It is no secret that global supply chains are a major employer of women; indeed, women represent an average of 68% of the garment workforce and 45% of the textile sector workforce.
These low-income working women often face significant and specific challenges, such as a low status in the workplace, low skill levels, irregular and excessive hours, harassment, violence, and discrimination; these challenges are reinforced by a lower status in society. It is a fact that some female factory workers are vulnerable due to low educational levels and live away from their families in rented premises and are mainly migrants from rural areas.
The Ready Made Garment industry provides women access to a formal economy, stable employment, and some measure of social security and social acceptability, but in spite of these opportunities for advancement, women workers are still at risk of different forms of harassment in the workplace. Many female workers also experience violence at home and in their community.
Factory middle management, mostly men, do not possess essential skills to manage workplace relationships; they also have difficulty behaving appropriately in a high-pressure environment. Moreover, factory management needs more support in strengthening factory policies and systems to protect and promote workers’ well-being. Positive working relationships and empowered workers are inextricably linked to higher productivity and sustainable supply chains.
To help enable these women to take greater control of their lives, and ensure that they can make and act on the choices that they value, Dimensions is proud to collaborate with Business for Social Responsibility (BSR) in implementing the HERproject.
The HERproject is the leading collaborative effort to empower low-income women at work, reaching over 800,000 women workers in numerous countries: Bangladesh, Egypt, Kenya, China, India, Pakistan, Cambodia, Indonesia & Vietnam. The HERproject predominantly focuses on building women’s awareness in the supply chain on their health, financial and gender equality needs through three programmes:
- HERrespect provides targeted workplace-based training over a 12-month period. HERrespect raises gender awareness among management and workers and builds their skills to prevent and address harassment. The training activities, materials, and impacts are locally driven and respond to local needs.
- HERhealth increases women’s health awareness and gives access to health services through sustainable workplace programmes.
- HERfinance helps to build financial knowledge of low income workers by delivering workplace financial educational programmes and connecting facility employees to suitable financial services.
Through the HERproject we can change the lives of the women who work in the supply base and we are actively engaged with the HERproject as a key part of our business strategy.
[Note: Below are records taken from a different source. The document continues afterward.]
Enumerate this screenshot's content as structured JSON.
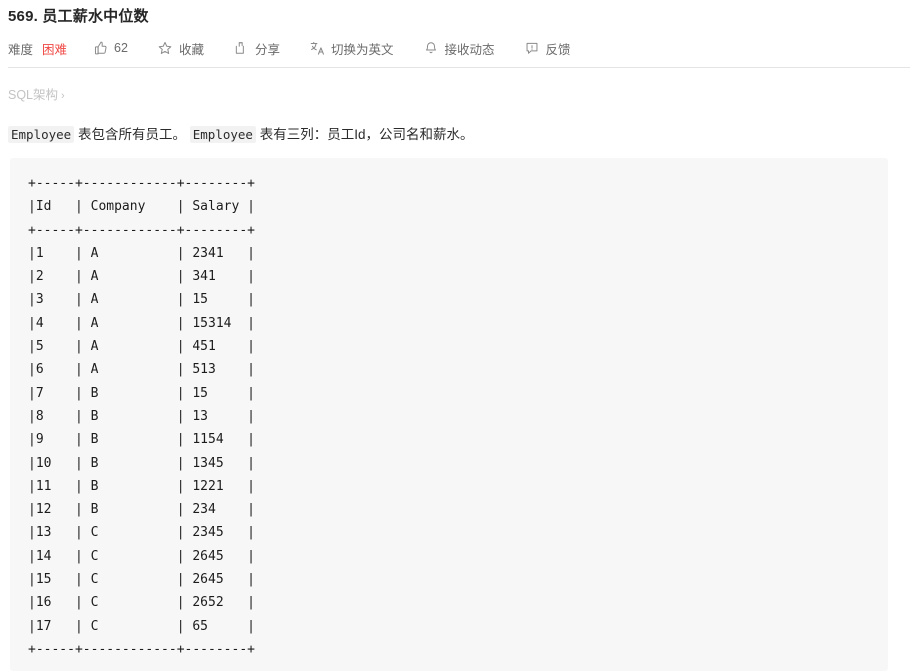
{
  "header": {
    "title": "569. 员工薪水中位数",
    "toolbar": {
      "difficulty_label": "难度",
      "difficulty_value": "困难",
      "like_count": "62",
      "favorite_label": "收藏",
      "share_label": "分享",
      "translate_label": "切换为英文",
      "subscribe_label": "接收动态",
      "feedback_label": "反馈"
    },
    "colors": {
      "difficulty_hard": "#ef4743",
      "icon_gray": "#8a8a8a",
      "text_gray": "#6b6b6b",
      "code_bg": "#f7f7f7",
      "chip_bg": "#f2f2f2"
    }
  },
  "breadcrumb": {
    "label": "SQL架构",
    "chevron": "›"
  },
  "description": {
    "chip1": "Employee",
    "text1": "表包含所有员工。",
    "chip2": "Employee",
    "text2": "表有三列：员工Id，公司名和薪水。"
  },
  "table": {
    "columns": [
      "Id",
      "Company",
      "Salary"
    ],
    "rows": [
      {
        "id": "1",
        "company": "A",
        "salary": "2341"
      },
      {
        "id": "2",
        "company": "A",
        "salary": "341"
      },
      {
        "id": "3",
        "company": "A",
        "salary": "15"
      },
      {
        "id": "4",
        "company": "A",
        "salary": "15314"
      },
      {
        "id": "5",
        "company": "A",
        "salary": "451"
      },
      {
        "id": "6",
        "company": "A",
        "salary": "513"
      },
      {
        "id": "7",
        "company": "B",
        "salary": "15"
      },
      {
        "id": "8",
        "company": "B",
        "salary": "13"
      },
      {
        "id": "9",
        "company": "B",
        "salary": "1154"
      },
      {
        "id": "10",
        "company": "B",
        "salary": "1345"
      },
      {
        "id": "11",
        "company": "B",
        "salary": "1221"
      },
      {
        "id": "12",
        "company": "B",
        "salary": "234"
      },
      {
        "id": "13",
        "company": "C",
        "salary": "2345"
      },
      {
        "id": "14",
        "company": "C",
        "salary": "2645"
      },
      {
        "id": "15",
        "company": "C",
        "salary": "2645"
      },
      {
        "id": "16",
        "company": "C",
        "salary": "2652"
      },
      {
        "id": "17",
        "company": "C",
        "salary": "65"
      }
    ],
    "ascii": "+-----+------------+--------+\n|Id   | Company    | Salary |\n+-----+------------+--------+\n|1    | A          | 2341   |\n|2    | A          | 341    |\n|3    | A          | 15     |\n|4    | A          | 15314  |\n|5    | A          | 451    |\n|6    | A          | 513    |\n|7    | B          | 15     |\n|8    | B          | 13     |\n|9    | B          | 1154   |\n|10   | B          | 1345   |\n|11   | B          | 1221   |\n|12   | B          | 234    |\n|13   | C          | 2345   |\n|14   | C          | 2645   |\n|15   | C          | 2645   |\n|16   | C          | 2652   |\n|17   | C          | 65     |\n+-----+------------+--------+"
  }
}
Dimensions has successfully implemented the HERrespect programme into two Bangladeshi suppliers reaching over 4000 workers. The programme has had great success in the two factories with awareness on gender equality and harassment in the workplace, community and home improving dramatically.
We will continue to work with suppliers to ensure the principles of the programme have longevity and the workers and management systems continue to develop and grow. We intend to expand our involvement with HERhealth further around the global supply chain, impacting women, families and communities whilst building management relationships.
Participating in the HERfinance programme enables low-income workers to have access to easy to understand information about personal finance in a culturally relevant manner through a series of brief workshops that take place in the workplace. Some of these employees are then selected as peer educators for the rest of the workforce and for their local communities. This project creates a powerful ripple effect along existing communication networks with 77% of workers sharing information they learned from their peers.
Taking part in this programme enhances the lives of both the men and women who work in the supply chain. Since running this project, facilities that have taken part have seen a reduction in absenteeism, increased productivity, increased cleanliness of the facility, increased use of PPE and improved worker – management relationships.